From: Pratik Datta <pratik.datta@oracle.com>
Date: Mon, 04 May 2009 18:17:35 -0700
To: XMLSec WG Public List <public-xmlsec@w3.org>
Message-ID: <49FF93AF.7030003@oracle.com>
Canonicalization for subtrees can be done using a simple and efficient 
algorithm whose performance almost same as plain xml serialization, and 
it produces the same output as the regular canonicalization algorithm. 
This is not really a new proposal, many implementations already do this; 
implementations go to great length to determine if this signature can be 
done in an optimized way, otherwise they fall back to the generic 
nodeset based approach. Do we really need to support the generic 
nodeset? In another email chain I listed all the possible cases 
http://lists.w3.org/Archives/Public/public-xmlsec/2009Apr/0045.html , 
cases 1-4 can be done using the subtree algorithm.

Description of the algorithm

*Data model*
Section 2.1 of the C14n spec talks about the Data Model being based on 
the XPath Nodeset.
For the subtree algorithm the data model is different -  the input is
  a) either a complete document, or a list of elements. Each element 
represents a complete subtrees, the elements are ordered in document 
order, and no element is a descendant of another element in the list.
 b) optionally a set of exclusion elements or attributes.  The exclusion 
elements are not ordered in any way

The algorithm efficiency depends on these lists being small, usually <10

*Processing Model*
The processing model is fairly simple, just do a traversal of each of 
the subtrees, prune traversal when you reach an exclusion node. For each 
node type follow the rules mentioned in Section 2.3 processing model.

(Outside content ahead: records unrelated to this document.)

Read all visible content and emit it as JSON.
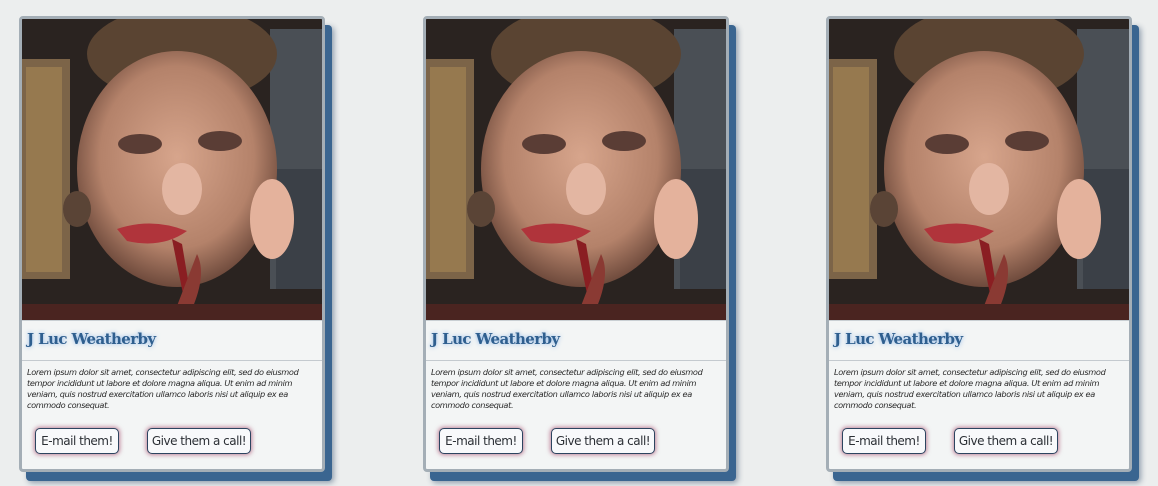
{
  "cards": [
    {
      "name": "J Luc Weatherby",
      "description": "Lorem ipsum dolor sit amet, consectetur adipiscing elit, sed do eiusmod tempor incididunt ut labore et dolore magna aliqua. Ut enim ad minim veniam, quis nostrud exercitation ullamco laboris nisi ut aliquip ex ea commodo consequat.",
      "email_label": "E-mail them!",
      "call_label": "Give them a call!"
    },
    {
      "name": "J Luc Weatherby",
      "description": "Lorem ipsum dolor sit amet, consectetur adipiscing elit, sed do eiusmod tempor incididunt ut labore et dolore magna aliqua. Ut enim ad minim veniam, quis nostrud exercitation ullamco laboris nisi ut aliquip ex ea commodo consequat.",
      "email_label": "E-mail them!",
      "call_label": "Give them a call!"
    },
    {
      "name": "J Luc Weatherby",
      "description": "Lorem ipsum dolor sit amet, consectetur adipiscing elit, sed do eiusmod tempor incididunt ut labore et dolore magna aliqua. Ut enim ad minim veniam, quis nostrud exercitation ullamco laboris nisi ut aliquip ex ea commodo consequat.",
      "email_label": "E-mail them!",
      "call_label": "Give them a call!"
    }
  ],
  "colors": {
    "page_background": "#eceeee",
    "card_background": "#f3f5f5",
    "card_shadow": "#3a6590",
    "name_color": "#2f5f8f",
    "button_border": "#2c4560"
  }
}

For namespace nodes do this
 - At the root of the subtree look combine all the namespace 
declarations of that subtree's ancestors plus that subtree's root node, 
and emit them. Also put them into a hashmap. Now as you traverse the 
tree, whenever you come across a namespace declaration, check if it 
already in the hashmap, if it is not there then emit it, and add the 
namespace declaration to the hashmap. Also if you have added the 
declaration, remember to remove it, once you have finished traversing 
the node.

-------------------------

Why is this faster? This is because it avoids a lot of expensive things 
that the current algorithm does

   1. Does not create a large array to store a nodeset. Remember the
      Nodeset can have tens of thousands of elements, whereas the
      inclusion / exclusion list only has a handful of elements
   2. Does not sort the nodeset  - Sorting the nodeset by document order
      is expensive
   3. Does not traverse the entire document - only traverses the
      required subtrees.
   4. Does not use XPath at all.  Xpath's namespace axis causes an
      explosion of nodes.
   5. Does not use the XPath namespace axis or the ancestor axis at all,
      instead it maintains a current set of namespaces, and adds/removes
      to it, as it is traversing the document. This is much more
      efficient then looking at the ancestor axis for every element.

Pratik
Received on Tuesday, 5 May 2009 01:18:51 UTC